Spectre and Meltdown

Hardware vulnerabilities, kernel mitigations, and performance impact

In January 2018, the coordinated disclosure of Meltdown and Spectre fundamentally changed the relationship between software and hardware. These vulnerabilities exploit CPU performance features — speculative execution and branch prediction — to leak information across privilege and process boundaries. The Linux kernel's mitigations touch nearly every hot path in the system.

Background: speculative execution and cache side channels

Modern CPUs execute instructions speculatively — they predict branches and execute ahead of confirmed program flow. If the prediction is wrong, the speculatively executed results are discarded. The problem: side effects in the cache are not discarded.
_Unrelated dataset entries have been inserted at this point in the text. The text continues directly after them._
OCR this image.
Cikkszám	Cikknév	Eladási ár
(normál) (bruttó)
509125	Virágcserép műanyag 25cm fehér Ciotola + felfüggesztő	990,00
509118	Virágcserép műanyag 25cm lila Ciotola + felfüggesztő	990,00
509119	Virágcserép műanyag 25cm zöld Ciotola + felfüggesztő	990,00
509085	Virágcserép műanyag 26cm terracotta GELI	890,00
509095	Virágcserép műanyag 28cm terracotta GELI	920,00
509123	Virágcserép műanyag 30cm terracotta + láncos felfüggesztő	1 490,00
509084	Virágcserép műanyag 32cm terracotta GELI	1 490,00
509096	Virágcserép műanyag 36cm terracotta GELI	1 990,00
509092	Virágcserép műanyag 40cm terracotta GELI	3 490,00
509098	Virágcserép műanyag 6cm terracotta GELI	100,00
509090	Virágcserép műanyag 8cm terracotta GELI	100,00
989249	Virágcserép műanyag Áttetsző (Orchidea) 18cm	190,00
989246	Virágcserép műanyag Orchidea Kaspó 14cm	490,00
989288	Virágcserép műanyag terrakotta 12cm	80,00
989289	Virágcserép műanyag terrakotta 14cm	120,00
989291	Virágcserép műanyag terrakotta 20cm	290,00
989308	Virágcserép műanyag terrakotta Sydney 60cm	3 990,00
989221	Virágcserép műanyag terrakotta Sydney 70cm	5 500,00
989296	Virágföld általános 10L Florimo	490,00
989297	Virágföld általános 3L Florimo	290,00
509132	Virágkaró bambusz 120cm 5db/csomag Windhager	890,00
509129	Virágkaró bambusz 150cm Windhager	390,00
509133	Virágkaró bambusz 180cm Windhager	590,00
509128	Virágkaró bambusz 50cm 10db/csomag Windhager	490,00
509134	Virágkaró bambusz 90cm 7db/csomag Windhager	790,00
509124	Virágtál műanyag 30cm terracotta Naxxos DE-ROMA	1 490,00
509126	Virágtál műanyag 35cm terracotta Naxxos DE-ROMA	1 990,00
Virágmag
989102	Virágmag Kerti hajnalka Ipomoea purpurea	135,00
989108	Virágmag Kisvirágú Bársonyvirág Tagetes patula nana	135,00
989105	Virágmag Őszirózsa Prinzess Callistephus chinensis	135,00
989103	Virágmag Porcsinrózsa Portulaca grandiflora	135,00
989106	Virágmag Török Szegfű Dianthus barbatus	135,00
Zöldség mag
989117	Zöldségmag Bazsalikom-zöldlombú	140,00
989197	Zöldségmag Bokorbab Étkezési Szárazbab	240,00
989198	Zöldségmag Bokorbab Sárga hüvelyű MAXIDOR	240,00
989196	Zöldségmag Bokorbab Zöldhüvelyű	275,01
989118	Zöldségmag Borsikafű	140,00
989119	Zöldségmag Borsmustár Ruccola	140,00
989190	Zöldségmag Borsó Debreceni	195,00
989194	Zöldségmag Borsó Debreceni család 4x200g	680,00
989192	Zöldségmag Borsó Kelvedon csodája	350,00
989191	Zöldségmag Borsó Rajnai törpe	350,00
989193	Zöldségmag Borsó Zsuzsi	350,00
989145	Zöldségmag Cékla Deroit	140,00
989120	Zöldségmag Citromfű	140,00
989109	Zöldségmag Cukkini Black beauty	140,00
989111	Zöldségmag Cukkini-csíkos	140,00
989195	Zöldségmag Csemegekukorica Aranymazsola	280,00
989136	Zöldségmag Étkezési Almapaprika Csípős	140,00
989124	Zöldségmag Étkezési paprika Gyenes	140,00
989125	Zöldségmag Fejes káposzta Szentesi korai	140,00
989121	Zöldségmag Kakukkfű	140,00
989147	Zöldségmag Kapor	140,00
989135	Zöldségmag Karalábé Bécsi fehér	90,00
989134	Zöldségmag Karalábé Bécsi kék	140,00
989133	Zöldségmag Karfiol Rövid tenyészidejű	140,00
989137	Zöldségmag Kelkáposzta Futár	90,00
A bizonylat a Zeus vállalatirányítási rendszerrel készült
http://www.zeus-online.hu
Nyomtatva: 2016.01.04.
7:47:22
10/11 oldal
A cache side channel works by: 1. Flushing a probe array from the cache (using CLFLUSH) 2. Triggering the victim to speculatively access memory and load data into the cache 3. Measuring access times to the probe array to determine which cache line was loaded 4. Inferring the secret byte from the timing difference

This is called a Flush+Reload or Prime+Probe attack. All major speculative execution vulnerabilities use variants of this technique.

Meltdown (CVE-2017-5754)

The vulnerability

Meltdown exploits a race between speculative execution and permission checks. On vulnerable Intel CPUs (and some ARM), the CPU speculatively executes memory reads from kernel addresses even in user mode, before the permission check that would generate a #PF (Page Fault, vector 14) fault.

Attack sequence:
1. User code executes: mov rax, [kernel_address]
2. CPU speculatively reads the kernel byte into rax
   (permission check not yet complete)
3. Attacker uses the value in rax as an index: mov rbx, [probe_array + rax*4096]
4. CPU raises a #PF (Page Fault, vector 14 — permission check completes) — speculatively loaded value is discarded
5. But the cache line for probe_array[secret_byte * 4096] is now warm
6. Attacker measures access times to probe_array — finds which byte was accessed
7. Secret kernel byte recovered

Affected hardware: Most Intel CPUs from ~2010 to ~2018 (before Coffee Lake Refresh). AMD CPUs are generally not affected. ARM Cortex-A75 is affected.

Mitigation: KPTI

KPTI (Kernel Page Table Isolation) prevents the attack by ensuring that kernel addresses are simply not mapped in the page table while the CPU is running user code. If the kernel address is not in the page table, speculative reads produce a TLB miss (not a cached value), defeating the side channel.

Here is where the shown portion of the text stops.